12/25/20242 min read

I Heard The Bells On Christmas Day

It’s difficult to say what it is that inspires a great hymn. For some, their lyrics are born out of a great victory in their lives. Others find greatness in writing about their own tragedies. Some writers are prolific while others will only write one song in their entire lifetime. While most hymn writers are obscure, we also find a few gems written by the great masters of literature. Today’s hymn was written by Henry Wadsworth Longfellow.

Longfellow was greatly affected by the Civil War. He dreaded it and he mourned for his country. Long before the war, his first wife had died in childbirth, but he remarried and started over with a new family.

After the war started, his wife was tragically killed when her dress caught fire. Longfellow was incapacitated by his own injuries as he tried to save her. He wore a thick beard the rest of his life to hide his own scars from the accident. He never really recovered from her death and then violence came to him again when his son nearly died from his wounds in the war.

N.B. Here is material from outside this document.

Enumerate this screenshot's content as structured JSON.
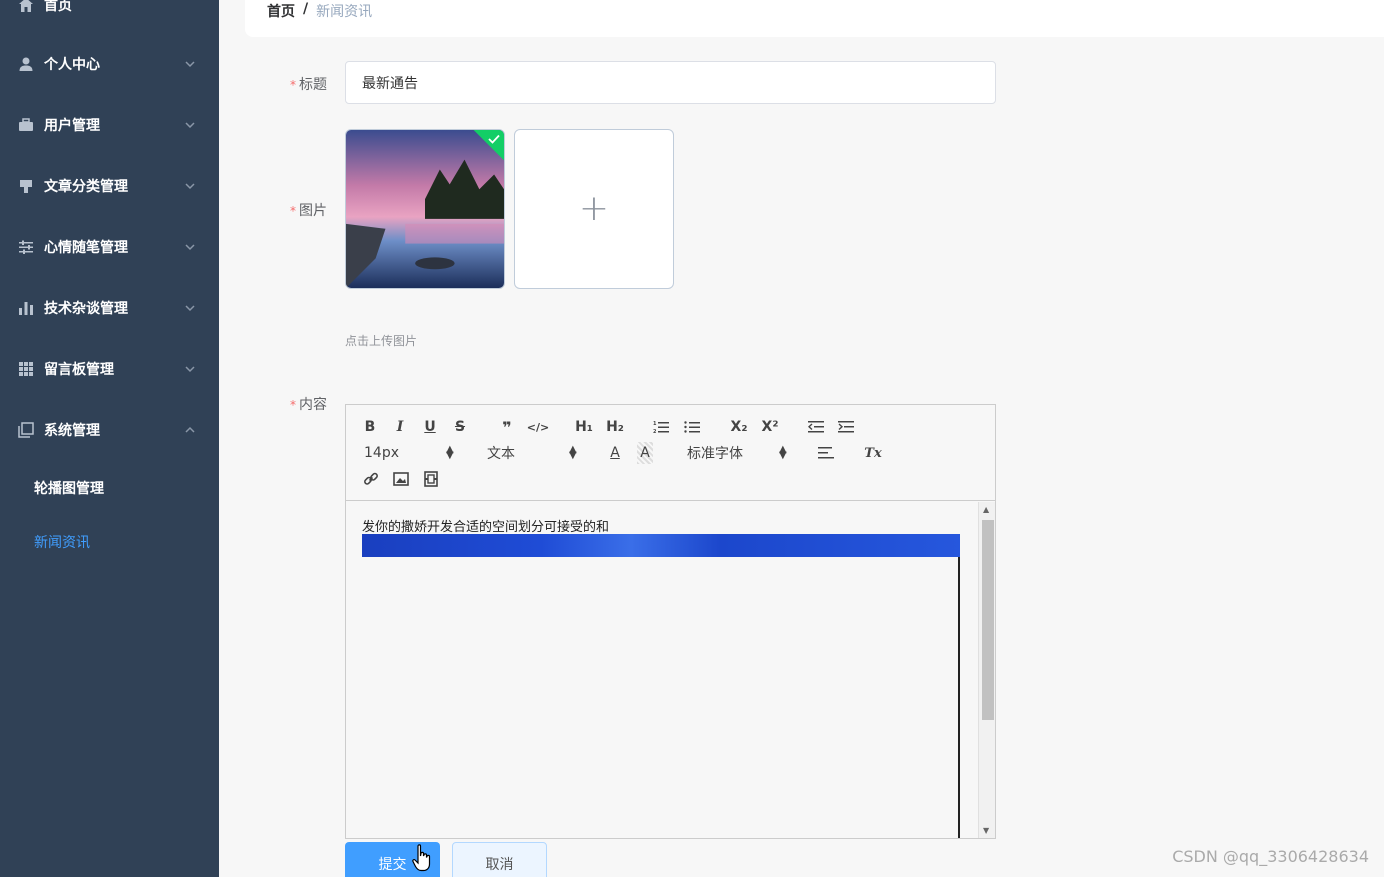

Longfellow became weary of the war and longed for peace to come to his country again. When his great friend, Nathaniel Hawthorne, died; he wrote a poem about a yearning desire for peace on earth. His poem, called “Christmas Bells,” leads us through his own self doubts about God’s goodness and the prospect of there ever being peace again. In the end, his peace with God is restored as he hears the Christmas Bells playing in a church on Christmas Day of 1864. We know it today as:

I HEARD THE BELLS ON CHRISTMAS DAY

I heard the bells on Christmas Day

Their old, familiar carols play,

and wild and sweet

The words repeat

Of peace on earth, good-will to men!

And thought how, as the day had come,

The belfries of all Christendom

Had rolled along

The unbroken song

Of peace on earth, good-will to men!

Till ringing, singing on its way,

The world revolved from night to day,

A voice, a chime,

A chant sublime

Of peace on earth, good-will to men!

Then from each black, accursed mouth

The cannon thundered in the South,

And with the sound

The carols drowned

Of peace on earth, good-will to men!

It was as if an earthquake rent

The hearth-stones of a continent,

And made forlorn

The households born

Of peace on earth, good-will to men!

And in despair I bowed my head;

‘There is no peace on earth,’ I said;

‘For hate is strong,

And mocks the song

Of peace on earth, good-will to men!’

Then pealed the bells more loud and deep:

‘God is not dead, nor doth He sleep;

The Wrong shall fail,

The Right prevail,

With peace on earth, good-will to men.

Longfellow made his point about the tragedy of war. The church must always push for peace, even in a world that is set on doing everything it can to kill itself. In a world of war and darkness, the church is to be the light of peace and hope.